We should pursue the direction of trying to just scale up learning with very large datasets

Despite the various arguments against scaling solving robotics outright, most people seem to agree that scaling in robot learning is a promising direction to be investigated. Even if it doesn’t fully solve robotics, it could lead to a significant amount of progress on a number of hard problems we’ve been stuck on for a while. Additionally, as Russ Tedrake pointed out, pursuing this direction carefully could yield useful insights about the general robotics problem, as well as current learning algorithms and why they work so well.

We should also pursue other existing directions

Even the most vocal proponents of the scaling approach were clear that they don’t think everyone should be working on this.
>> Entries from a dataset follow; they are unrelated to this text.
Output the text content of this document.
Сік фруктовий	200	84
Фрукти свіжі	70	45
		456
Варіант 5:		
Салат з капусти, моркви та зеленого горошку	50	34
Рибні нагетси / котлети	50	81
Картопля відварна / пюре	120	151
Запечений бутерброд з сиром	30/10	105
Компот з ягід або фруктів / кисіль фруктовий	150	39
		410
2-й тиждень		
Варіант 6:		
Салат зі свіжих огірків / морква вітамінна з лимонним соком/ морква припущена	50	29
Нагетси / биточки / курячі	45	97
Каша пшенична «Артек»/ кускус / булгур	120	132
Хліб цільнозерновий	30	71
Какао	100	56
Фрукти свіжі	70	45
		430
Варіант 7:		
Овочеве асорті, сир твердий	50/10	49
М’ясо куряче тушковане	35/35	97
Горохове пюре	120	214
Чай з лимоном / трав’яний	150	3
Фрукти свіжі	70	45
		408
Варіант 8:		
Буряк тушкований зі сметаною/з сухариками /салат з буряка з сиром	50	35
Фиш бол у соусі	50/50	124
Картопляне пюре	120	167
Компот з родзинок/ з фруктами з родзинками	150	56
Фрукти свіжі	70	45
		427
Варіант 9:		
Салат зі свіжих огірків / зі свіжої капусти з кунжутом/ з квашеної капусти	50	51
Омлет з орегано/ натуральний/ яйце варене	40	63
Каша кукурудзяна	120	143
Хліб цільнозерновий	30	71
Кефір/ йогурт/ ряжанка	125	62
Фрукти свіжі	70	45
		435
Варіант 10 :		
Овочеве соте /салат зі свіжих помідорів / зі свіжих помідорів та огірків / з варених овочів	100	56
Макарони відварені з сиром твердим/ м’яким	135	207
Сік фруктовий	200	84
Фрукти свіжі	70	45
It’s likely a bad idea for the entire robot learning community to put its eggs in the same basket, especially given all the reasons to believe scaling won’t fully solve robotics. Classical robotics techniques have gotten us quite far, and led to many successful and reliable deployments: pushing forward on them or integrating them with learning techniques might be the right way forward, especially in the short to medium terms.
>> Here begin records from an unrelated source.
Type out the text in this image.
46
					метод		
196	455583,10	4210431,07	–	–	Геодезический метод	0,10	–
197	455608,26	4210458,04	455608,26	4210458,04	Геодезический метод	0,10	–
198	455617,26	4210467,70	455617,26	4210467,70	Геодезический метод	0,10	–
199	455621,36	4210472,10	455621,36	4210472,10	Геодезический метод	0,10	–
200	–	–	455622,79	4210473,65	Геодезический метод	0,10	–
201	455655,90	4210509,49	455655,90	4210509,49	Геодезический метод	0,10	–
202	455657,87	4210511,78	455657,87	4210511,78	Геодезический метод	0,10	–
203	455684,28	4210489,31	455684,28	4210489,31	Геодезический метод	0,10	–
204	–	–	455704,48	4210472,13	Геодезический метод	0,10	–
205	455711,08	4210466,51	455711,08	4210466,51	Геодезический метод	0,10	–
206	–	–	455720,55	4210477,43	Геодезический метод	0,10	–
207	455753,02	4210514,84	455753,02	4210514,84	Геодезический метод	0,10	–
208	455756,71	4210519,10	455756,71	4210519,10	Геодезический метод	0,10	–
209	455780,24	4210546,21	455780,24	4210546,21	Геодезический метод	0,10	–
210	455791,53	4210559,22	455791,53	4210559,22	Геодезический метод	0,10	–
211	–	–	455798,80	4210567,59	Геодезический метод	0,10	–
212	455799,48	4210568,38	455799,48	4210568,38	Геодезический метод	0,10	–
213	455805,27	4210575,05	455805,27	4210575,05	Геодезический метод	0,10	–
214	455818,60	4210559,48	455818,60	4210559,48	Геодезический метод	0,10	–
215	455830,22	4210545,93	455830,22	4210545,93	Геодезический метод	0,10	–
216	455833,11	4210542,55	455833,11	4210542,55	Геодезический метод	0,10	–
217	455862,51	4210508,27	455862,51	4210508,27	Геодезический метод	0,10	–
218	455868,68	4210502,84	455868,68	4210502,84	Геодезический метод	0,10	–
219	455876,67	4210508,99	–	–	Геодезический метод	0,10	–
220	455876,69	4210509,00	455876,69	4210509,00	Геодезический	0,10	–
We should focus more on real-world mobile manipulation and easy-to-use systems

Vincent Vanhoucke made an observation that most papers at CoRL this year were limited to tabletop manipulation settings. While there are plenty of hard tabletop problems, things generally get a lot more complicated when the robot - and consequently its camera view - moves. Vincent speculated that it’s easy for the community to fall into a local minimum where we make a lot of progress that’s specific to the tabletop setting and therefore not generalizable. A similar thing could happen if we work predominantly in simulation. Avoiding these local minima by working on real-world mobile manipulation seems like a good idea.

Separately, Sergey Levine observed that a big reason why LLM’s have seen so much excitement and adoption is because they’r extremely easy to use: especially by non-experts. One doesn’t have to know about the details of training an LLM, or perform any tough setup, to prompt and use these models for their own tasks. Most robot learning approaches are currently far from this. They often require significant knowledge of their inner workings to use, and involve very significant amouns of setup. Perhaps thinking more about how to make robot learning systems easier to use and widely applicable could help improve adoption and potentially scalability of these approaches.
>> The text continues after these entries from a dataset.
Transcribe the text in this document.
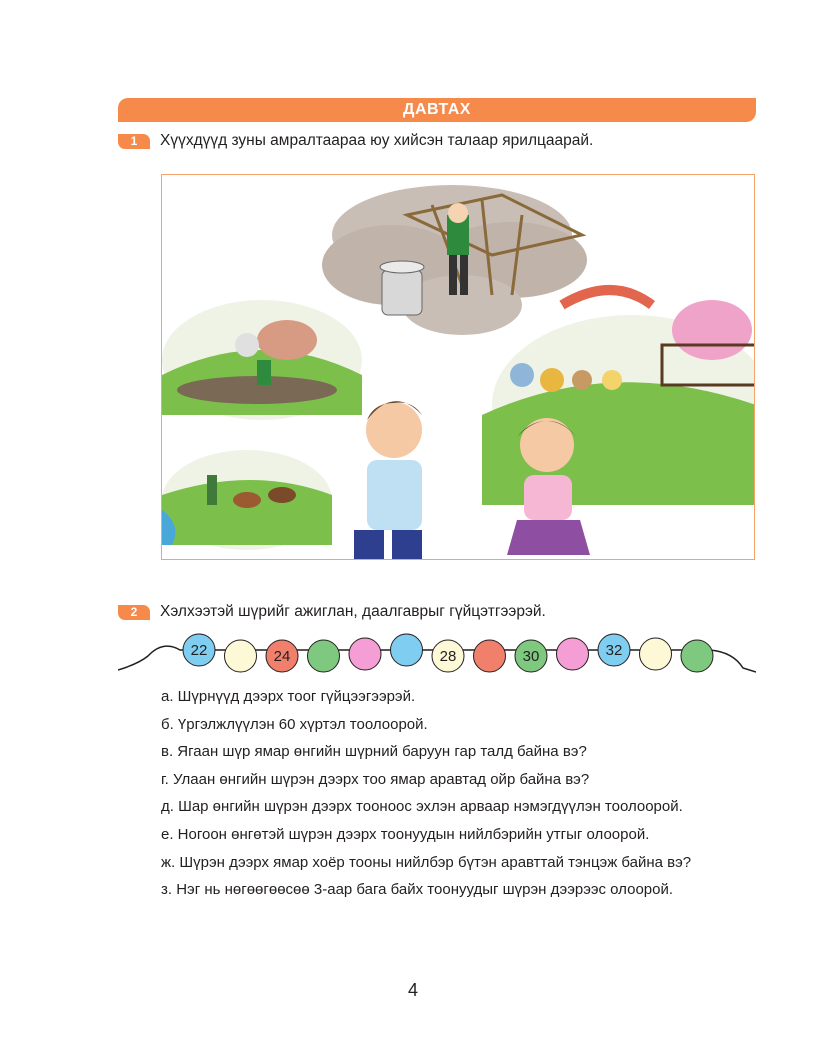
ДАВТАХ
1 Хүүхдүүд зуны амралтаараа юу хийсэн талаар ярилцаарай.
2 Хэлхээтэй шүрийг ажиглан, даалгаврыг гүйцэтгээрэй.
22	24	28	30	32
а. Шүрнүүд дээрх тоог гүйцээгээрэй.
б. Үргэлжлүүлэн 60 хүртэл тоолоорой.
в. Ягаан шүр ямар өнгийн шүрний баруун гар талд байна вэ?
г. Улаан өнгийн шүрэн дээрх тоо ямар аравтад ойр байна вэ?
д. Шар өнгийн шүрэн дээрх тооноос эхлэн арваар нэмэгдүүлэн тоолоорой.
е. Ногоон өнгөтэй шүрэн дээрх тоонуудын нийлбэрийн утгыг олоорой.
ж. Шүрэн дээрх ямар хоёр тооны нийлбэр бүтэн аравттай тэнцэж байна вэ?
з. Нэг нь нөгөөгөөсөө 3-аар бага байх тоонуудыг шүрэн дээрээс олоорой.
4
We should be more forthright about things that don’t work

There seemed to be a broadly-held complaint that many robot learning approaches don’t adequately report negative results, and this leads to a lot of unnecessary repeated effort. Additionally, perhaps patterns might emerge from consistent failures of things that we expect to work but don’t actually work well, and this could yield novel insight into learning algorithms. There is currently no good incentive for researchers to report such negative results in papers, but most people seemed to be in favor of designing one.

We should try to do something totally new

There were a few people who pointed out that all current approaches - be they learning-based or classical - are unsatisfying in a number of ways. There seem to be a number of drawbacks with each of them, and it’s very conceivable that there is a completely different set of approaches that ultimately solves robotics. Given this, it seems useful to try think outside the box. After all, every one of the current approaches that’s part of the debate was only made possible because the few researchers that introduced them dared to think against the popular grain of their times.


Acknowledgements: Huge thanks to Tom Silver and Leslie Kaelbling for providing helpful comments, suggestions, and encouragement on a previous draft of this post.

  1. In fact, this was the topic of a popular debate hosted at a workshop on the first day; many of the points in this post were inspired by the conversation during that debate.